‘Blurry pictures’ are only clues in decade-old homicide. Family searches for answers
Every year on the anniversary of his death, Mark McRorie’s two sons and other family members write letters to him, tuck them inside balloons and release them from his grave site at Lakewood Memorial Park.
“We try to keep his memory alive as much as possible,” said his widow, Brandy Ochoa.
Marcus McRorie Jr., 16, has some memories of his father, who was fatally stabbed outside a bar in Empire on March 6, 2010.
“He remembers riding in the car with him and the hugs,” Ochoa said. “He has memories of a good dad. But my baby, all he knows is what we tell him.”
The couple’s youngest, Jordan McRorie, was only a year old when his father died. Jordan asks more questions about him as the years pass, but he doesn’t know that his father was killed and that the perpetrators were never caught.
McRorie was out with friends at Antonio’s Bar and Grill on Yosemite Boulevard — which has since closed — when he stepped outside to take a phone call, Ochoa said.
At some point, he apparently got into an altercation with two men in the parking lot. Surveillance video didn’t capture the incident but shows the men running from the scene and McRorie stumbling and clutching his side before collapsing by a door.
It wasn’t until someone tried to get out that door and found it blocked by McRorie’s body that police were notified, said Stanislaus County Sheriff’s Detective David Hickman.

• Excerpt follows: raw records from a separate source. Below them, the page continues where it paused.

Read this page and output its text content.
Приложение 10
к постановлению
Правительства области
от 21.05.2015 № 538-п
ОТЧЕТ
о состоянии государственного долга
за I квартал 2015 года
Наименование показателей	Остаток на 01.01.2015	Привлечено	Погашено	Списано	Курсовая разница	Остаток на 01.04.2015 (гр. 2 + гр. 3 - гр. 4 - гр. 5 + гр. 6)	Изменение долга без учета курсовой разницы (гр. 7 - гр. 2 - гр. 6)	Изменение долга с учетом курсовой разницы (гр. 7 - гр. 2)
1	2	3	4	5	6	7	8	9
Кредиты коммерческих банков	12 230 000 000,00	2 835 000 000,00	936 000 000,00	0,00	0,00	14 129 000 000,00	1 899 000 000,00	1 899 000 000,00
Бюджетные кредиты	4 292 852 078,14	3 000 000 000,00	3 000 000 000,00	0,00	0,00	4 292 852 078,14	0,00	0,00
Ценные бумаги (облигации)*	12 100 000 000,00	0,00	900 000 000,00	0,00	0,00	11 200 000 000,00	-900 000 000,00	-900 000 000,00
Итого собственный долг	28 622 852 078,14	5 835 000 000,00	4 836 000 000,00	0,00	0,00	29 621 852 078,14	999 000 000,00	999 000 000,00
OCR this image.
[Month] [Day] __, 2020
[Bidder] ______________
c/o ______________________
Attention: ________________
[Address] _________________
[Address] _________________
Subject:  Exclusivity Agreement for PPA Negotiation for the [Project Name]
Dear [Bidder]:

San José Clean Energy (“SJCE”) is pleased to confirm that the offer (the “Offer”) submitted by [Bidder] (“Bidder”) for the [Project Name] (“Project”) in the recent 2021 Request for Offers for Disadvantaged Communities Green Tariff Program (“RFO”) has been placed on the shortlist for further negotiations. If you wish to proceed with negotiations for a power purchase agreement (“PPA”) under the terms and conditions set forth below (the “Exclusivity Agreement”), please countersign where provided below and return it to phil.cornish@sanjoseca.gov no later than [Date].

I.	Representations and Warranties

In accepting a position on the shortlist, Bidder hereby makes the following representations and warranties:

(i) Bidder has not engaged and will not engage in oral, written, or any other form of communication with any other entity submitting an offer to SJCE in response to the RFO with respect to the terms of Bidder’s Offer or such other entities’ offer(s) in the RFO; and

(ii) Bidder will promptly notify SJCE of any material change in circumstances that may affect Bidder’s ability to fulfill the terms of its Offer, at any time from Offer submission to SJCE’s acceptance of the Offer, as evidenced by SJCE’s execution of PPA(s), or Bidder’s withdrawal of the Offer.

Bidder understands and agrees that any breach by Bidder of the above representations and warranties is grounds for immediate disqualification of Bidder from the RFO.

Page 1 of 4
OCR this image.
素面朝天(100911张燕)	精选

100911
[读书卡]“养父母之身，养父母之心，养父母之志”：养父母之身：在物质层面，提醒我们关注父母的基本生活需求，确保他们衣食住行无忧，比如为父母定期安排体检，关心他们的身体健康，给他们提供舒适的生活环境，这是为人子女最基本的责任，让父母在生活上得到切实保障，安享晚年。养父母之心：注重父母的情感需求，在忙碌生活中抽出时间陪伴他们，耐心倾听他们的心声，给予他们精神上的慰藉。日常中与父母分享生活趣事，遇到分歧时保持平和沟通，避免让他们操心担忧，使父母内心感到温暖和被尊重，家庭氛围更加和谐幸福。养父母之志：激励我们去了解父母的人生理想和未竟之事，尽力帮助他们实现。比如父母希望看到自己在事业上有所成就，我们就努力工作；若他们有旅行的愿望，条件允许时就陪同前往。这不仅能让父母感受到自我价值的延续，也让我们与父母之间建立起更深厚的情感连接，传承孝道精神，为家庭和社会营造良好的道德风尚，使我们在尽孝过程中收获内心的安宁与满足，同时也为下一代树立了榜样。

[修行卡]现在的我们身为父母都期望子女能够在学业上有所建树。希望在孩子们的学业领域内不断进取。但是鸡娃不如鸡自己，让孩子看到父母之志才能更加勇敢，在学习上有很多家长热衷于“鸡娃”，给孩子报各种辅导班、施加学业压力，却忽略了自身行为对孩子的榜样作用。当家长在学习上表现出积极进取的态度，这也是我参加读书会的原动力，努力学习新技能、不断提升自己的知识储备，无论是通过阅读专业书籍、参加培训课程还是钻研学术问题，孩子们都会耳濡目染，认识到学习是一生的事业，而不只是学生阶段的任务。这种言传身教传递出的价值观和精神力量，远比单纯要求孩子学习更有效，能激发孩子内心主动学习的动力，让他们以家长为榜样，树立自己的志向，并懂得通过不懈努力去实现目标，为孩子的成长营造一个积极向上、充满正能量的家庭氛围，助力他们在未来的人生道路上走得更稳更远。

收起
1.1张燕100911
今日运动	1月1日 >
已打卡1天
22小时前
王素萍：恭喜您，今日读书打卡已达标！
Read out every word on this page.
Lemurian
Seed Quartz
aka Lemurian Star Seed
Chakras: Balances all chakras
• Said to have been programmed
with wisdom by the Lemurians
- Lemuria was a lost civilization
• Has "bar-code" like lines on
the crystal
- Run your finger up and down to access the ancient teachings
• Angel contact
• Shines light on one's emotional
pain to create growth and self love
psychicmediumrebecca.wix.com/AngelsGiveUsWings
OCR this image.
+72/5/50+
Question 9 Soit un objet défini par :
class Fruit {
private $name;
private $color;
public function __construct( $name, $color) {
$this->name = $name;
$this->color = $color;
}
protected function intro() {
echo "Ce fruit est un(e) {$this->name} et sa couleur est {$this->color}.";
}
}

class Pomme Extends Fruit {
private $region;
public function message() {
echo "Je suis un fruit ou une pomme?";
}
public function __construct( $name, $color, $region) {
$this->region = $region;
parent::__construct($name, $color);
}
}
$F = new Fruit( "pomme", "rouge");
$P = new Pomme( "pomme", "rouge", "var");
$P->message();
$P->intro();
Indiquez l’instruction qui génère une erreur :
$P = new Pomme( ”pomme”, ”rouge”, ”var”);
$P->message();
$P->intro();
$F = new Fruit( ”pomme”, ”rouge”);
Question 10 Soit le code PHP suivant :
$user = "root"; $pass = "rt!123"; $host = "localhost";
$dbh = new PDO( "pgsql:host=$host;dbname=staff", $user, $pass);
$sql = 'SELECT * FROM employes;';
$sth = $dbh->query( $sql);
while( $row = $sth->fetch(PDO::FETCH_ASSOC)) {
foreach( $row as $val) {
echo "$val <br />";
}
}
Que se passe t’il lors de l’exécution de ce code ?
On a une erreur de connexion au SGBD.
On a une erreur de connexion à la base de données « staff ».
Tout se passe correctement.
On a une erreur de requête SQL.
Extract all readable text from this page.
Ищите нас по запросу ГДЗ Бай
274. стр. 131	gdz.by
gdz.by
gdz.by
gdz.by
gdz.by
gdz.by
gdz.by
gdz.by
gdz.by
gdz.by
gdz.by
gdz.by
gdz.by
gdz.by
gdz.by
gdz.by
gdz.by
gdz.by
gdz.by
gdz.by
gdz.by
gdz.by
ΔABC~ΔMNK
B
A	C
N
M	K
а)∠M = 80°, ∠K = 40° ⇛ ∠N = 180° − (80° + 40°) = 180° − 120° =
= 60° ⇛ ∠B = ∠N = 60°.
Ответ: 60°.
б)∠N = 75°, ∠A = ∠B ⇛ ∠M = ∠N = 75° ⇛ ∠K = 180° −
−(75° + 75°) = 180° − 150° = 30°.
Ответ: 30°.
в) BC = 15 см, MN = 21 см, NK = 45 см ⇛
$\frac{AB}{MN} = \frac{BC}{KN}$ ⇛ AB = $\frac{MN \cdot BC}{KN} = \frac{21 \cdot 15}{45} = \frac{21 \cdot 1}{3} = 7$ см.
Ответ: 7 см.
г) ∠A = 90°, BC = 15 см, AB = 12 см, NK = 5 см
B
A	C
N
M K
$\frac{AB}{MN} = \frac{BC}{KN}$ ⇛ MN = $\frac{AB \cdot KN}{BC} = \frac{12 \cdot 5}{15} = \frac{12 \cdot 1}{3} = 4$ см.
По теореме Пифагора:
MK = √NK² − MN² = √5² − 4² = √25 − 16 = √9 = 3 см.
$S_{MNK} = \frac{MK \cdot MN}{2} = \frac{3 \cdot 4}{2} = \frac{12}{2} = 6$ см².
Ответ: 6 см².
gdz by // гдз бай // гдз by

McRorie was rushed to a hospital, where he underwent surgery; he died the next day.
Ten years later, detectives have “just blurry pictures of two men” to go on, Hickman said. He’s the third detective to be assigned the case as others have left the homicide unit throughout the years.
He said people at the bar were interviewed, but no one saw anything. The closest thing detectives had to a lead since then was a Crime Stoppers tip in 2013 that turned out to be unrelated.
Ochoa said there was no indication the suspects were ever in the bar, and there could have been a third suspect who was driving. She said detectives think the suspects knew McRorie, but she doesn’t recognize them.
At the time, detectives said they believed the suspects were gang members but that McRorie was not involved with gangs.
Ochoa’s mother, Rhonda Webber, said McRorie wasn’t perfect, but he worked hard for his family and he adored his sons.
“The day (his first son) was born, he went out and got a job digging ditches,” she said.
He went on to work at Bronco Wine Co., then at Foster Farms. His income, along with Ochoa’s, helped move the family from a trailer in Ceres to a small home in south Turlock, then to a bigger home in a nicer part of town just before his death, Webber said.
Ochoa and her sons moved again since then, but she has kept their new home full of pictures of McRorie.
“I have pictures up of him right outside their bedroom so every day when they get up, they see him,” Ochoa said.
On the 10th anniversary of McRorie’s death Saturday, some of the balloons began to pop while they were being inflated. Jordan started laughing.
“He thought it was a funny joke, that his dad was causing us all to get startled,” Ochoa said. “It was right up (McRorie’s) alley to scare us all when we’re in the middle of something deep. He was always a joker and always tried to lighten the mood.”
Jordan wrote about the popping balloons in his letter.
Marcus Jr. wrote about the difficulties of the past year and that he hoped his father would watch out for his mother.
The letters are “becoming a really good outlet for him,” Ochoa said.
A few years ago, Ochoa told Marcus Jr. the details of McRorie’s death.
“My oldest is aware of the fact that someone took his dad from us, and I have to say we don’t know who,” she said. “Our youngest just knows that his dad died, that his liver started bleeding and we couldn’t stop it. I told him we’d tell him more as he got older.”
She hopes that by sharing his story, someone might finally come forward with information leading to an arrest.
“It bothers me that we don’t have any closure, and I don’t want (my sons) to feel like that when they are grown,” Ochoa said.
At the time of the homicide, the suspects were described as Latinos in their early to mid-20s. One suspect was of medium height with a medium build and a mustache. The other had a heavy build and was several inches taller. One of the suspects appeared to have a tattoo on his left forearm.
Anyone with information about McRorie’s death is asked to contact Detective Hickman at 209-525-7042.
Tips also may be made to Stanislaus Area Crime Stoppers at 209-521-4636 or www.stancrimetips.org. Tipsters can remain anonymous and may be eligible for a cash reward.